The launch fac was a tad more circumspect. It sits next to a mini-mall at 770 Muddy Branch, up on a rise and completely surrounded by fencing. The main gate has several US government signs but no indication of the current owners. I saw a few buildings through the trees, but not much else.
This was a surviving Regular Army Nike Hercules battery, with three magazines/12 launchers. The units assigned were A-71st (/54-9/55), D/602nd (9/55-9/58), D/4/5th (9/58-8/60), D/1/71st (8/60-/65) and A/4/1st (/65-4/74) (11 May 95).
W-93 Laytonsville/Derwood– This one was rather different in that I found three widely separated components two of which were in good shape.
First stop was the launch fac, located at 5321 Riggs Road. Kind of tight and twisty up here, glad I brought the Probe…came around the corner and drop the hook! The site was partially intact but had been heavily modified and was all locked up. Signs seemed to indicate that it belonged to the MDArNG But it was hard to tell. Two interesting aspects: remote control surveillance camera at the front gate and one of the magazines was excavated at one end and had a ramp built into it.
The next stop at 5115 Riggs Road three me briefly; best I could tell, this was an admin site. Several buildings, all in good condition and no sign of towers. An M114 was parked out front near the sign that stated the site belonged to B/1/115th Infantry, MDArNG.
At the last one it was the proverbial case of booming up the mysterious paved road, past the guard shack and…nothing else left. The control site, located at 21515 Zion Road, was completely cleaned off and replaced by buildings housing the American Foundation for Autistic Children.
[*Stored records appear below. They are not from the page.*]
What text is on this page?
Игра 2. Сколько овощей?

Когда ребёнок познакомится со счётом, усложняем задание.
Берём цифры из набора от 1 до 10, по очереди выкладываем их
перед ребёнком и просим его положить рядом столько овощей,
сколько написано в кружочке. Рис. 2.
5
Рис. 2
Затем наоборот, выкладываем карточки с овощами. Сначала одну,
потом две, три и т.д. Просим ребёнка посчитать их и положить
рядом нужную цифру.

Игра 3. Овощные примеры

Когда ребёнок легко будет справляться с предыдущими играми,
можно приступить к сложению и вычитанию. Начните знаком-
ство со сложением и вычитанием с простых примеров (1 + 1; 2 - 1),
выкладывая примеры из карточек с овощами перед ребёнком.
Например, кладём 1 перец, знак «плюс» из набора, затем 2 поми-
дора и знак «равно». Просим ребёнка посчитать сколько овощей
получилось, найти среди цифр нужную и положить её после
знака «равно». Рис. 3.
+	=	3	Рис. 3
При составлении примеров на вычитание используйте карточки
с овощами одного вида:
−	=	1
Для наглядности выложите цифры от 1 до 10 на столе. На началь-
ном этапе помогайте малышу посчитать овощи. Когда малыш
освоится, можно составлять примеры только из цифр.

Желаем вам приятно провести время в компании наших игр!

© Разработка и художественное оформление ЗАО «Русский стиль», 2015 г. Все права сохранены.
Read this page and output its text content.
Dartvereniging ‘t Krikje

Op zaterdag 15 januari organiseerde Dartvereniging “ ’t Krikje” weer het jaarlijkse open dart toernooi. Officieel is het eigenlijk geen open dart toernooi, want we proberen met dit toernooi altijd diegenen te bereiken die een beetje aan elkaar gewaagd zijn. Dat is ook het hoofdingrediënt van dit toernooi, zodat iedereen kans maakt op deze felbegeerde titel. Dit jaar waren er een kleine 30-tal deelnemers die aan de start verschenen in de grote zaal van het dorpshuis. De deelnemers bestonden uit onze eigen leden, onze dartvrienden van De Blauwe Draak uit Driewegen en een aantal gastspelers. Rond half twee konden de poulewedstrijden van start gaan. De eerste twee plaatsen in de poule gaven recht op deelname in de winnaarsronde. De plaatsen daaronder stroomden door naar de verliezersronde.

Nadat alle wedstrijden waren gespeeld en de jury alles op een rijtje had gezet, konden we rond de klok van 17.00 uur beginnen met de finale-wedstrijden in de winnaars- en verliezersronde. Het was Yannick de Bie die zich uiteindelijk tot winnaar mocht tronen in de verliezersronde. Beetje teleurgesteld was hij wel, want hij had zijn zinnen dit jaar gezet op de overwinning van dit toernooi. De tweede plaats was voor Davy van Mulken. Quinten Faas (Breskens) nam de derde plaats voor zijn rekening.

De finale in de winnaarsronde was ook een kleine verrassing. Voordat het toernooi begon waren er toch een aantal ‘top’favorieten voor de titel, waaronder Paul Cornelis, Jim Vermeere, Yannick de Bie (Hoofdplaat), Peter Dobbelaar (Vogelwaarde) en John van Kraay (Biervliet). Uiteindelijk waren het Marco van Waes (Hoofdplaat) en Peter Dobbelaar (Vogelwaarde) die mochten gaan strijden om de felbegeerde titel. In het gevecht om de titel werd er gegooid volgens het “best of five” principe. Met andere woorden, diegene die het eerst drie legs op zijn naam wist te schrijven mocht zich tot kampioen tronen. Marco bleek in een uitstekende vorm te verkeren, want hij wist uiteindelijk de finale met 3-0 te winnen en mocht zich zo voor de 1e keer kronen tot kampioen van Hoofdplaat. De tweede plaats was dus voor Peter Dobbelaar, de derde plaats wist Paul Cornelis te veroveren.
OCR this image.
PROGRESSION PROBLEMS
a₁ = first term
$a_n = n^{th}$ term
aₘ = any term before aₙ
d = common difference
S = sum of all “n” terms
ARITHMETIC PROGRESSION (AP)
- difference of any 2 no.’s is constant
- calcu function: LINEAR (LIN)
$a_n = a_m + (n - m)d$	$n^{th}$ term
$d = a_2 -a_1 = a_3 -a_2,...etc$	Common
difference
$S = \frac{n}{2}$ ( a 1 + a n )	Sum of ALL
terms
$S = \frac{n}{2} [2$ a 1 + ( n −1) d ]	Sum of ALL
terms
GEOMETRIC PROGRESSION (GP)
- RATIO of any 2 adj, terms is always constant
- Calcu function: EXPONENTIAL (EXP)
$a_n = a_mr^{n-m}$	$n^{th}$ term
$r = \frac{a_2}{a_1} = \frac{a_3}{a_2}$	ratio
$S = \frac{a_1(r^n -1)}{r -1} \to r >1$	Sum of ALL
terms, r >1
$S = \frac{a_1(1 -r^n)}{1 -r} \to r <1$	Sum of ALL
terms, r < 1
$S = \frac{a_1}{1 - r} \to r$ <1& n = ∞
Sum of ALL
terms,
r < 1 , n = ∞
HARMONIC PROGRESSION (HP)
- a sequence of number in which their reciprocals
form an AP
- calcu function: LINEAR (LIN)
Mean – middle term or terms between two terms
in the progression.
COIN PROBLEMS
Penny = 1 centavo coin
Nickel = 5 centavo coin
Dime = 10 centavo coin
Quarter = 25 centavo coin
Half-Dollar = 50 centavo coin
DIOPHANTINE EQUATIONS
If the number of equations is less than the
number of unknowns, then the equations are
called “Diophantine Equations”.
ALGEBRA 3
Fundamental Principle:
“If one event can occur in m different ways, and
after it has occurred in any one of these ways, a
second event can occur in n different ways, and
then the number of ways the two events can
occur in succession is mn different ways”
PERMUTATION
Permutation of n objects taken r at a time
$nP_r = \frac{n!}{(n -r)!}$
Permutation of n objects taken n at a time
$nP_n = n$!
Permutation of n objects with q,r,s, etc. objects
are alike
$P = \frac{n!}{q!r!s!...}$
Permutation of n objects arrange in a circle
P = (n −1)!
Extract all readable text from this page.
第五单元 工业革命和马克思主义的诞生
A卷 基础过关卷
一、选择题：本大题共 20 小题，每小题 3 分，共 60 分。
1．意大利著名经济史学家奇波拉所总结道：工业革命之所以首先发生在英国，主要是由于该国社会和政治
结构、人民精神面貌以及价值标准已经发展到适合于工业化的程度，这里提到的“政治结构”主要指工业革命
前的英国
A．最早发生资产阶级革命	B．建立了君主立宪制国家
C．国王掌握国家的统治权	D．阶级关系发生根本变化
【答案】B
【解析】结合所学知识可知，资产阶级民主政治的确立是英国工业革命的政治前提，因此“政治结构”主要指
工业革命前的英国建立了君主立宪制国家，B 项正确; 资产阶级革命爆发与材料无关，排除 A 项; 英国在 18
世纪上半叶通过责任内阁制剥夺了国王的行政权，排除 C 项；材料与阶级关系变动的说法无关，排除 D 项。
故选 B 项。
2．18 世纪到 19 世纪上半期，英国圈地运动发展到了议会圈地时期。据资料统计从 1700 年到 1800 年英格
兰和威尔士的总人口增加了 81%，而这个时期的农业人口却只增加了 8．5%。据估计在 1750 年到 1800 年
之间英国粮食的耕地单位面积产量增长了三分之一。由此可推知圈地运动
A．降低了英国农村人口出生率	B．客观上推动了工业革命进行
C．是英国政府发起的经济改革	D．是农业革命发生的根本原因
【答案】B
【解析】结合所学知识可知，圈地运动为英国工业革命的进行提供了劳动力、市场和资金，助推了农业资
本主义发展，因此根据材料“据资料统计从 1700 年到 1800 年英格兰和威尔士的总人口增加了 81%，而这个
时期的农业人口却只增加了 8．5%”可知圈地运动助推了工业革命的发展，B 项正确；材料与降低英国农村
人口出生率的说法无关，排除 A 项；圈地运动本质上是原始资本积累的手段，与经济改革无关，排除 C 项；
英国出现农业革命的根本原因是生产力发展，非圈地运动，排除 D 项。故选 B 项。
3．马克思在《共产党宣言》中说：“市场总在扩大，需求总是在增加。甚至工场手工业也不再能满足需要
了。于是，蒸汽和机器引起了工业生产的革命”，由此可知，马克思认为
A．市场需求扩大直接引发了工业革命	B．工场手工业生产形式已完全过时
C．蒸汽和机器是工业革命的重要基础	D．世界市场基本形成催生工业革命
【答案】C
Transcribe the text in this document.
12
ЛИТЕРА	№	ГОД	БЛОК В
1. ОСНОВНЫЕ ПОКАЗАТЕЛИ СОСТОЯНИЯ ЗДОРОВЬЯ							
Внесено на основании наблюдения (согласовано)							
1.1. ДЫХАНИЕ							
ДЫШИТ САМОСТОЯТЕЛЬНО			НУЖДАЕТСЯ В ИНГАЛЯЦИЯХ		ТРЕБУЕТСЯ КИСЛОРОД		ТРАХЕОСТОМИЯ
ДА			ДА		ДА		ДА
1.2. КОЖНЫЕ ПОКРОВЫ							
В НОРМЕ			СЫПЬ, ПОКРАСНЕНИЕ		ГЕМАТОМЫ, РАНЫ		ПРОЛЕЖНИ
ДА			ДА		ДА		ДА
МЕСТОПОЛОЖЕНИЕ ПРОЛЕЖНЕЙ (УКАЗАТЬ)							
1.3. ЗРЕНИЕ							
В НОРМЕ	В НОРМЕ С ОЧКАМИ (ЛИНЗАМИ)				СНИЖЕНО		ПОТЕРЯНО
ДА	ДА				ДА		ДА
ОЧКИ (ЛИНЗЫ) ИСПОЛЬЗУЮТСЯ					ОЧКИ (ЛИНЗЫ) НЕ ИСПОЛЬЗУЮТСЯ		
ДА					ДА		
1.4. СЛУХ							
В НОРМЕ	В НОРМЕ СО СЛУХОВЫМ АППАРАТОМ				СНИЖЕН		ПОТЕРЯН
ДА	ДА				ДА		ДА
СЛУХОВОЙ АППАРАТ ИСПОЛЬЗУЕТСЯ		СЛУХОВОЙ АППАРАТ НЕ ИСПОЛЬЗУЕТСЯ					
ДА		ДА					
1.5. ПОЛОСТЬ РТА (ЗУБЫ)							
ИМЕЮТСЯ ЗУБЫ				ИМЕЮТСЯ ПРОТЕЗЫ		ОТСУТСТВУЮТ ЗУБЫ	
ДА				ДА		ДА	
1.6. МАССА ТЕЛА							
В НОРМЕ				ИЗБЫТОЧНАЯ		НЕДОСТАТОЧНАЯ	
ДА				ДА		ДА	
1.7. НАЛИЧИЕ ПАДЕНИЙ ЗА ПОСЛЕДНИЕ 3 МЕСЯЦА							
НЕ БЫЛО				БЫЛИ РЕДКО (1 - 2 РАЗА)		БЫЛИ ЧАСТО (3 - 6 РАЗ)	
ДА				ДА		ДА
Whiskey-Nine-Three was the ubiquitous three-magazine 12-launcher Ajax site, operated by B/602nd (9/55-9/58) and B/4/5th (9/58-8/60) (11 May 95).
W-94 Gaithersburg– Former Ajax installation with 12 launchers. The battery was manned by C/602nd (9/55-9/58), C/4/5th (9/58-6/60) and MDArNG C/2/70th (6/60-3/63).
The former control site was located inb the vicinity of Strawberry Knoll and Cross Country, among a mix of new and old housing. The best I can tell, Nine-Four-Charlie was obliterated and turned into Hasy-Strawberry Knoll-Cross Country Park. A bunch of vatos were playing b-ball so I didn’t extend my visit.
Drove down tot eh launch fact at 8791 Snouffer School, yup, fairly new reserve center there, so I pulled into the parking lot to make my notes. No use wasting a shot on a new brick building. Ooops! Access road next to the parking lot, partially hidden with access to the launchers. The magazines are intact; there were no buildings and everything was pretty overgrown. The reserve facility is the Maj Gen Benjamin L. Hunton Memorial USAR Center, under First Army (11 May 95).